Re^2: Working with old code
by haj (Vicar) on Jun 27, 2020 at 14:15 UTC

    To rewrite the stuff is an advice which is often given in third person. Seriously, if the OP has doubts about the business logic, then rewriting is a bad advice, regardless of how funky an object model (or modulinos) might be.

    Rewriting is fine if you can afford to do it for fun, or if you have a sponsor/employer who pays you for exactly that job. Otherwise: just don't do it.
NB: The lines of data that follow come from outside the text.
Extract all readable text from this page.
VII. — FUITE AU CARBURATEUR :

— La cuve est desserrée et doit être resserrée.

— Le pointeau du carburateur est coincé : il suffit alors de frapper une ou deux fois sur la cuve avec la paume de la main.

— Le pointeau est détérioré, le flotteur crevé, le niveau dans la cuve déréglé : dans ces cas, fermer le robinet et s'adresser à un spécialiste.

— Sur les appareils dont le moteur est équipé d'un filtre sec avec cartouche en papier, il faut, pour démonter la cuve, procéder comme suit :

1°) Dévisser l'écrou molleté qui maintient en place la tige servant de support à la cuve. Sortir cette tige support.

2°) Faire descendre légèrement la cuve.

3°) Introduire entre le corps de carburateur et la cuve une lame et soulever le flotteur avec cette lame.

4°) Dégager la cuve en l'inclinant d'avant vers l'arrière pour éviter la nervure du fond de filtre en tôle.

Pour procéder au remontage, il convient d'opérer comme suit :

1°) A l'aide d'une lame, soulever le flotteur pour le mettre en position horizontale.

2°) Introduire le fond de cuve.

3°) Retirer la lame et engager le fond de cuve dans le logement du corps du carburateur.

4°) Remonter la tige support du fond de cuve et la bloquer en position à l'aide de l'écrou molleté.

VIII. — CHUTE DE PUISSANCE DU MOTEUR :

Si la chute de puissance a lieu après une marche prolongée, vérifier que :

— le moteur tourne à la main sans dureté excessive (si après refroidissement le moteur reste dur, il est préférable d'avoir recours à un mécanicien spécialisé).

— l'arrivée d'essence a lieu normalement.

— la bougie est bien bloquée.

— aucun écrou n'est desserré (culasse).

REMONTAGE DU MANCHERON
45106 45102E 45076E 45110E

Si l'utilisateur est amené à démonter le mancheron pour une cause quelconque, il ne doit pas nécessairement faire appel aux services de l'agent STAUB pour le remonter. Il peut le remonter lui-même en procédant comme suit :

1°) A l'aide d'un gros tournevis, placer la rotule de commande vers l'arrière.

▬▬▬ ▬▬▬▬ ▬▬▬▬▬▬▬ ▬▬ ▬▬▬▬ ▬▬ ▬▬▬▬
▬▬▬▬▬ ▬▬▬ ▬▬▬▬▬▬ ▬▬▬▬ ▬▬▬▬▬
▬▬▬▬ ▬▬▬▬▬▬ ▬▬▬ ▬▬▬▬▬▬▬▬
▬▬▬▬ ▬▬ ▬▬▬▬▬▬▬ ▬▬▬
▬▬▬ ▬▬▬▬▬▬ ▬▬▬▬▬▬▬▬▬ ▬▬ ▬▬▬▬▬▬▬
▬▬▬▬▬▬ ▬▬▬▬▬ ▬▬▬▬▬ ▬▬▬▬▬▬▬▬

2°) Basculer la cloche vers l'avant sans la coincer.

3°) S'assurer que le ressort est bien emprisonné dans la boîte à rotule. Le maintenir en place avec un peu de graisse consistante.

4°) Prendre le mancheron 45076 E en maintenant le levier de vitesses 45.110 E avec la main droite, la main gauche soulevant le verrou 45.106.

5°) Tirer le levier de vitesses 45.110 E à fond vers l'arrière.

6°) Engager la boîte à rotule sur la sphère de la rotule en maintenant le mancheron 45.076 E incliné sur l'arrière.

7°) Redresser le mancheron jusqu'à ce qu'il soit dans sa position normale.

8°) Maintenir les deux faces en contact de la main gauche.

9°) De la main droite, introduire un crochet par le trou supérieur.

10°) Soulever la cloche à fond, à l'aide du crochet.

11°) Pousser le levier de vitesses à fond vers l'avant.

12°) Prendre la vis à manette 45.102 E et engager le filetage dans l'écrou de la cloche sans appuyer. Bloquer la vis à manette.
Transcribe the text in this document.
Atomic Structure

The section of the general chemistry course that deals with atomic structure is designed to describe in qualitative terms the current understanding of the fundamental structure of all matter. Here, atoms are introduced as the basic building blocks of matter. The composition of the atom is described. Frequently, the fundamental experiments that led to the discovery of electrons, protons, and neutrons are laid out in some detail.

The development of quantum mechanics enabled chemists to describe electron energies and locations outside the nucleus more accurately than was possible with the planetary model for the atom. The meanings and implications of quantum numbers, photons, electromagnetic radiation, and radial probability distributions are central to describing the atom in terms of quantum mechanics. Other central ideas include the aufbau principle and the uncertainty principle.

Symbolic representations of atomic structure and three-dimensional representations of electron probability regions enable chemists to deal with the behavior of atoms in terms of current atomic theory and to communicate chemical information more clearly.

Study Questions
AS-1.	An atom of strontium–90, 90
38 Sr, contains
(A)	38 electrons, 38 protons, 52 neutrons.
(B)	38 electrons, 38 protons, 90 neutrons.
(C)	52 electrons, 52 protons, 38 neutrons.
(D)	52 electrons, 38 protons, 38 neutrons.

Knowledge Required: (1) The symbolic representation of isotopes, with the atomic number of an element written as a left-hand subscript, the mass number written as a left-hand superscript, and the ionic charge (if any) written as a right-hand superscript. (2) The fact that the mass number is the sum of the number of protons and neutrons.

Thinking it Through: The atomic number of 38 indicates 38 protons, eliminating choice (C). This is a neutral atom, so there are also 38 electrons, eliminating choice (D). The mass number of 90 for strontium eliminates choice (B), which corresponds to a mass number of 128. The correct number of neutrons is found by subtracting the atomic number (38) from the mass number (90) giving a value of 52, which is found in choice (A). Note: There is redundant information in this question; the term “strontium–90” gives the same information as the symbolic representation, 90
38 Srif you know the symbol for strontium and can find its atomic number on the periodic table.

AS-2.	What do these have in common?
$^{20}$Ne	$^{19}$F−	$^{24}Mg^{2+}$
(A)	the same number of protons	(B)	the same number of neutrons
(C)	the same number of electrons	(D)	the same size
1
Re^2: Working with old code
by perlfan (Vicar) on Jun 27, 2020 at 13:16 UTC
    >rewrite the stuff

    This would be nice, but is often not possible when dealing with tons legacy code or thousands (or millions) of LoC. There are many reasons for this: time, risk, money - but most importantly, business logic - much of which is baked into legacy code. Besides, once you move to modulinos (my suggestion) then progress to full modules, it's then much more convenient to refactor in a more modern way as you suggest. Consider the number of man-hours put into the "working" code - it will take even more time to replace the code due to the requirement to necessarily understand the code (even if you wrote it) and replicate all the assumptions both inside of the code and by anything using the code as a black box. It's super hard. Personally, I aways recommend against rewriting or fully replacing code, especially replacing Perl with another, inferior language xD.